The first post-quantum cryptography standards are here
It’ll still be a while before quantum computers become powerful enough to do anything useful, but it’s increasingly likely that we will see full-scale, error-corrected quantum computers become operational within the next five to 10 years. That’ll be great for scientists trying to solve hard computational problems in chemistry and material science, but also for those trying to break the most common encryption schemes used today. That’s because the mathematics of the RSA algorithm that, for example, keep the internet connection to your bank safe, are almost impossible to break with even the most powerful traditional computer. It would take decades to find the right key. But these same encryption algorithms are almost trivially easy for a quantum computer to break.
This has given rise to post-quantum cryptography algorithms and on Tuesday, the U.S. National Institute of Standards and Technology (NIST) published the first set of standards for post-quantum cryptography: ML-KEM (originally known as CRYSTALS-Kyber), ML-DSA (previously known as CRYSTALS-Dilithium) and SLH-DSA (initially submitted as SPHINCS+). And for many companies, this also means that now is the time to start implementing these algorithms.
The ML-KEM algorithm is somewhat similar to the kind of public-private encryption methods used today to establish a secure channel between two servers, for example. At its core, it uses a lattice system (and purposely generated errors) that researchers say will be very hard to solve even for a quantum computer. ML-DSA, on the other hand, uses a somewhat similar scheme to generate its keys, but is all about creating and verifying digital signatures; SLH-DSA is also all about creating digital signatures but is based on a different mathematical foundation to do so.
Two of these algorithms (ML-KEM and ML-DSA) originated at IBM, which has long been a leader in building quantum computers. To learn a bit more about why we need these standards now, I spoke to Dario Gil, the director of research at IBM. He thinks that we will hit a major inflection point around the end of the decade, which is when IBM expects to build a fully error-corrected system (that is, one that can run for extended periods without the system breaking down and becoming unusable).
“Then the question is, from that point on, how many years until you have systems capable of [breaking RSA]? That’s open for debate, but suffice to say, we’re now in the window where you’re starting to say: all right, so somewhere between the end of the decade and 2035 the latest — in that window — that is going to be possible. You’re not violating laws of physics and so on,” he explained.

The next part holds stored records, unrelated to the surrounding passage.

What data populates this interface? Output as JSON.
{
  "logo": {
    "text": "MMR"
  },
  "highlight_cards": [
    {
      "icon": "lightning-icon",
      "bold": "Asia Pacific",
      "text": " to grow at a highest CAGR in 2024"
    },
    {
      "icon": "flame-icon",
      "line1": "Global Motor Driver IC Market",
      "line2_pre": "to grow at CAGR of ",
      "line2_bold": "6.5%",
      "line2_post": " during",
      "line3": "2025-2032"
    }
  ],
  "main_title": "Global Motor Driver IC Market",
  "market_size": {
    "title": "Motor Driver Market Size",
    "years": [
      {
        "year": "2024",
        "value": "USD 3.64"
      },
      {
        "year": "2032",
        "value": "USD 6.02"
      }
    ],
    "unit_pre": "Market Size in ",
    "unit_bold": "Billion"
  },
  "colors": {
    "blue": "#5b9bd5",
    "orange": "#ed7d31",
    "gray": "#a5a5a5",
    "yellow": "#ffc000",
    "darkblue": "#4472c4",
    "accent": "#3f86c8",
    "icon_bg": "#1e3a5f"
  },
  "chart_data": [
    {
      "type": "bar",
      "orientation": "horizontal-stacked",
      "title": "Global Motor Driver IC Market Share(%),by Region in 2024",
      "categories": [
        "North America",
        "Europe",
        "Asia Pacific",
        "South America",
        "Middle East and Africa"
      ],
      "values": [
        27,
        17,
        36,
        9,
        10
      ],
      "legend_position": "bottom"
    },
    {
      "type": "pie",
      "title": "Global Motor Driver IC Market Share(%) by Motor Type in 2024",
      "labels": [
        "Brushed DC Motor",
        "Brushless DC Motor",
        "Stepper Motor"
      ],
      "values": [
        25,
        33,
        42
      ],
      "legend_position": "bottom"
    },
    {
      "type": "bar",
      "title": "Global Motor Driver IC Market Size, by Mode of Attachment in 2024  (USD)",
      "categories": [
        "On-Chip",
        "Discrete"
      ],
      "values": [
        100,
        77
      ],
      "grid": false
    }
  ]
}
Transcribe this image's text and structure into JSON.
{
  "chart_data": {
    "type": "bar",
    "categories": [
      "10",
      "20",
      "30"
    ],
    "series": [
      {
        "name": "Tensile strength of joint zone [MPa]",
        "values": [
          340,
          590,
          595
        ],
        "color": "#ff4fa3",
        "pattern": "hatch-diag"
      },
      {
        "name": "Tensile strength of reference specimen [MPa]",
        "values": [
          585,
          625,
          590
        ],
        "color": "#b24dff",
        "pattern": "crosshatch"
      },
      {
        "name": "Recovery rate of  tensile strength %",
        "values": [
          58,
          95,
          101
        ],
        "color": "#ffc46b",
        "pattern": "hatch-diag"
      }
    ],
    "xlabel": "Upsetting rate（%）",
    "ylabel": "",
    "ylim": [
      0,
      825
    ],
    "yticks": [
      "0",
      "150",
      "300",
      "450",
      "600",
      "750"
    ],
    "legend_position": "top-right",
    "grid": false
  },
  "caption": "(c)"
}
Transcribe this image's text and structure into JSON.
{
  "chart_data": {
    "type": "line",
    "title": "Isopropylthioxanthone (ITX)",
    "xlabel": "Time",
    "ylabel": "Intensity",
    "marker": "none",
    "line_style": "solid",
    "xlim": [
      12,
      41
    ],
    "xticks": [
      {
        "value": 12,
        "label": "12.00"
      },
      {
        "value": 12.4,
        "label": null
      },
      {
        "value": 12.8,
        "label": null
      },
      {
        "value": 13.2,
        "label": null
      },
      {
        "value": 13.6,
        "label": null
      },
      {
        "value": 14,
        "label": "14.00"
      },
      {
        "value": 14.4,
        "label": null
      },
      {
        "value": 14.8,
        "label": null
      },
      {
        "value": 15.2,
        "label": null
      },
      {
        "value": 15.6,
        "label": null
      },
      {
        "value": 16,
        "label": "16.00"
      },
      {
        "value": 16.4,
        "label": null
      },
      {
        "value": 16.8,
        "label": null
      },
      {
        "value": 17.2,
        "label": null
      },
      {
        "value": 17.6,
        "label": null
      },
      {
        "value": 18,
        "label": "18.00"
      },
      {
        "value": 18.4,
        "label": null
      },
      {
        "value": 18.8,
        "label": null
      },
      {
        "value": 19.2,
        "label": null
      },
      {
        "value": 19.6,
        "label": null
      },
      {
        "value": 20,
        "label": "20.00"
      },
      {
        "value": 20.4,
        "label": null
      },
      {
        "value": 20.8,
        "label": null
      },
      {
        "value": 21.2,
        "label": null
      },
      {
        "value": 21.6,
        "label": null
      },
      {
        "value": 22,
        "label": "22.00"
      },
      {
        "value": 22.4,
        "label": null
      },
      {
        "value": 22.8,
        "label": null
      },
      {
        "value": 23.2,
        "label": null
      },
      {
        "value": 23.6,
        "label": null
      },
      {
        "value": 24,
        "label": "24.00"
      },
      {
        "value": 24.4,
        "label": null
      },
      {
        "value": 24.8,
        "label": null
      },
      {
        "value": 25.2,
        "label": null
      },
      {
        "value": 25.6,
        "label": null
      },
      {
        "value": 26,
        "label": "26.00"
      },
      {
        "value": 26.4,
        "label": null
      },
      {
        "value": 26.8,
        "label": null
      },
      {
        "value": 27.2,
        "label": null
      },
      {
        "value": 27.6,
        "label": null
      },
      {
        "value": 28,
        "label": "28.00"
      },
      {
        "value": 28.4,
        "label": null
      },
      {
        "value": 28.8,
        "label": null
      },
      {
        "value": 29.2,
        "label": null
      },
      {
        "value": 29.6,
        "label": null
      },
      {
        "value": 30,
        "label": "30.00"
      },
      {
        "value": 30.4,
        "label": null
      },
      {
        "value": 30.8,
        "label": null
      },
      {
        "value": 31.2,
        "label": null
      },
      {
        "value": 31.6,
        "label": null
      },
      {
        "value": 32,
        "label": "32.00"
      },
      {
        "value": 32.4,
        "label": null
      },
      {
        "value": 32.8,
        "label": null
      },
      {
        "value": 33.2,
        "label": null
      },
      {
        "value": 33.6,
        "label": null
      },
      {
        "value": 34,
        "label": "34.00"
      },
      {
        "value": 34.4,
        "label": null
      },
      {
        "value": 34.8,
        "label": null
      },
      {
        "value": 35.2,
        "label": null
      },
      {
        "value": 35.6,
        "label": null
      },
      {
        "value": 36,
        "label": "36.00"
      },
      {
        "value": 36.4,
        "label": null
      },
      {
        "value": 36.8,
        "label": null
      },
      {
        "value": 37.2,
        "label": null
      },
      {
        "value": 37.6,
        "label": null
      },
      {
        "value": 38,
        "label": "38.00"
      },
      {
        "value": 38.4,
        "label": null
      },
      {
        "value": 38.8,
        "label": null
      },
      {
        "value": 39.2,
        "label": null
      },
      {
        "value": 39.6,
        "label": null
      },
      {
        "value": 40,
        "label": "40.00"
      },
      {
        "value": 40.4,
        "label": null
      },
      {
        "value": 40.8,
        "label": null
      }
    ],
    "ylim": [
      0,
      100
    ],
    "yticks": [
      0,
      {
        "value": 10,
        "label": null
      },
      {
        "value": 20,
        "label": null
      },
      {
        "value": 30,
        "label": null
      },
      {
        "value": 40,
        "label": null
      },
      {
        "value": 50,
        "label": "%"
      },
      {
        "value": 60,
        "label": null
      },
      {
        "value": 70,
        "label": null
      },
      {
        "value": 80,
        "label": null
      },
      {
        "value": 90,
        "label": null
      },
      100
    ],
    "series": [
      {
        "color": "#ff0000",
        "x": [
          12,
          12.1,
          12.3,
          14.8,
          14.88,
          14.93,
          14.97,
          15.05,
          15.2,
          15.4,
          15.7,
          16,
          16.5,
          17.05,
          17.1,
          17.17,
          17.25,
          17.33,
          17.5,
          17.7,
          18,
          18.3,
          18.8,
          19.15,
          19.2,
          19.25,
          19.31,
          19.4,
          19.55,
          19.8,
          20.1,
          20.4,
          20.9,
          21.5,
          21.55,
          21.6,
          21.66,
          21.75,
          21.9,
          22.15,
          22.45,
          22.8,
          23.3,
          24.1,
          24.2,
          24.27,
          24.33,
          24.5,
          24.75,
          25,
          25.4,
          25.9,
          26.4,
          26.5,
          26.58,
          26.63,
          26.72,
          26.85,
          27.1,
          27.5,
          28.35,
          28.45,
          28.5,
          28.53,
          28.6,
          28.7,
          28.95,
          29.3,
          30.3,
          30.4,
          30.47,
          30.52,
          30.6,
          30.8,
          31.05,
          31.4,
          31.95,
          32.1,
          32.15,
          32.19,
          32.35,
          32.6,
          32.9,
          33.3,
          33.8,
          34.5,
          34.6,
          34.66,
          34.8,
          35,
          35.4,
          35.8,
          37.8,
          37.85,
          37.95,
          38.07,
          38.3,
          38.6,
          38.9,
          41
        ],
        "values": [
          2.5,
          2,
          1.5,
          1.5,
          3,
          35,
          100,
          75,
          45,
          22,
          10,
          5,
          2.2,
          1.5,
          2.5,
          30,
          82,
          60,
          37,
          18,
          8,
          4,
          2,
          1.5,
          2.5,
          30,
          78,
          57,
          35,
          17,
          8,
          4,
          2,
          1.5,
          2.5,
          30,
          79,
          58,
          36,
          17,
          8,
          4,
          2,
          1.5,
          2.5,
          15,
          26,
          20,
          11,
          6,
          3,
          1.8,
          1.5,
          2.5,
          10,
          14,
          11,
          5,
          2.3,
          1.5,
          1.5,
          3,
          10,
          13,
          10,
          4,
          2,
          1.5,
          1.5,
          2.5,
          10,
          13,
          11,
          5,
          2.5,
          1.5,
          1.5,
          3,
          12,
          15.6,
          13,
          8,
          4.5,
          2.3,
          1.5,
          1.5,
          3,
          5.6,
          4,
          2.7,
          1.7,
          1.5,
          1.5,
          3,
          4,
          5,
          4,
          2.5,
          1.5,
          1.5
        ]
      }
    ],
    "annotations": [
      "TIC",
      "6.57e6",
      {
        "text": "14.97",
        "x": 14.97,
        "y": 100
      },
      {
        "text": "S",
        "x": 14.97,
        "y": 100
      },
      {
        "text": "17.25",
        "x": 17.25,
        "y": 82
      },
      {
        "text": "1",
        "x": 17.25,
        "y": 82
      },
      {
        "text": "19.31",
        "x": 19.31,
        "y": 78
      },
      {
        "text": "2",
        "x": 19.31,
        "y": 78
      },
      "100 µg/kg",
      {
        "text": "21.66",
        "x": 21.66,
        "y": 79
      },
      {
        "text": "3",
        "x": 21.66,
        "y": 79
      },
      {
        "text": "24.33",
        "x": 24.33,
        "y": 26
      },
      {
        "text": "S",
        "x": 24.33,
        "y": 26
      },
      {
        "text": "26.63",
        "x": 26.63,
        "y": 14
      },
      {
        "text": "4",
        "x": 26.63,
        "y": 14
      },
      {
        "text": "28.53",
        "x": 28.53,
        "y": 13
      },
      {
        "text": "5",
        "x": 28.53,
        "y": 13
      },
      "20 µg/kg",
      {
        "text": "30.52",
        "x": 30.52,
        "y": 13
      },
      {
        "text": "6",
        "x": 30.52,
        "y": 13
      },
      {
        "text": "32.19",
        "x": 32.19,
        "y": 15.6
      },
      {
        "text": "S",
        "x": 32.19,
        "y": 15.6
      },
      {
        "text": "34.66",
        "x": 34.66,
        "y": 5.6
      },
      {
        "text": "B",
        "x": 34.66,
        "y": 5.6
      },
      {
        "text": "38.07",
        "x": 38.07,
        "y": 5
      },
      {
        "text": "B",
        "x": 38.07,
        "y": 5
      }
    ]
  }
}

Gil argues that now is the time for businesses to start considering the implications of what cryptography will look like once RSA is broken. A patient adversary could, after all, start gathering encrypted data now and then, in 10 years, use a powerful quantum computer to break that encryption. But he also noted that few businesses — and maybe even government institutions — are aware of this.
“I would say the degree of understanding of the problem, let alone the degree of doing something about the problem, is tiny. It’s like almost nobody. I mean, I’m exaggerating a little bit, but we’re basically in the infancy of it,” he said.
One excuse for this, he said, is that there weren’t any standards yet, which is why the new standards announced Tuesday are so important (and the process for getting to a standard, it’s worth noting, started in 2016).
Even though many CISOs are aware of the problem, Gil said, the urgency to do something about it is low. That’s also because for the longest time, quantum computing became one of those technologies that, like fusion reactors, was always five years out from becoming a reality. After a decade or two of that, it became somewhat of a running joke. “That’s one uncertainty that people put on the table,” Gil said. “The second one is: OK, in addition to that, what is it that we should do? Is there clarity in the community that these are the right implementations? Those two things are factors, and everybody’s busy. Everybody has limited budgets, so they say: ‘Let’s move that to the right. Let’s punt it.’ The task of institutions and society to migrate from current protocols to the new protocol is going to take, conservatively, decades. It’s a massive undertaking.”
It’s now up to the industry to start implementing these new algorithms. “The math was difficult to create, the substitution ought not to be difficult,” Gil said about the challenge ahead, but he also acknowledged that that’s easier said than done.
Indeed, a lot of businesses may not even have a full inventory of where they are using cryptography today. Gil suggested that what’s needed here is something akin to a “cryptographic bill of materials,” similar to the software bill of materials (SBOM) that most development teams now generate to ensure that they know which packages and libraries they use in building their software.
Like with so many things quantum, it feels like now is a good time to prepare for its arrival — be that learning how to program these machines or how to safeguard your data from them. And, as always, you have about five years to get ready.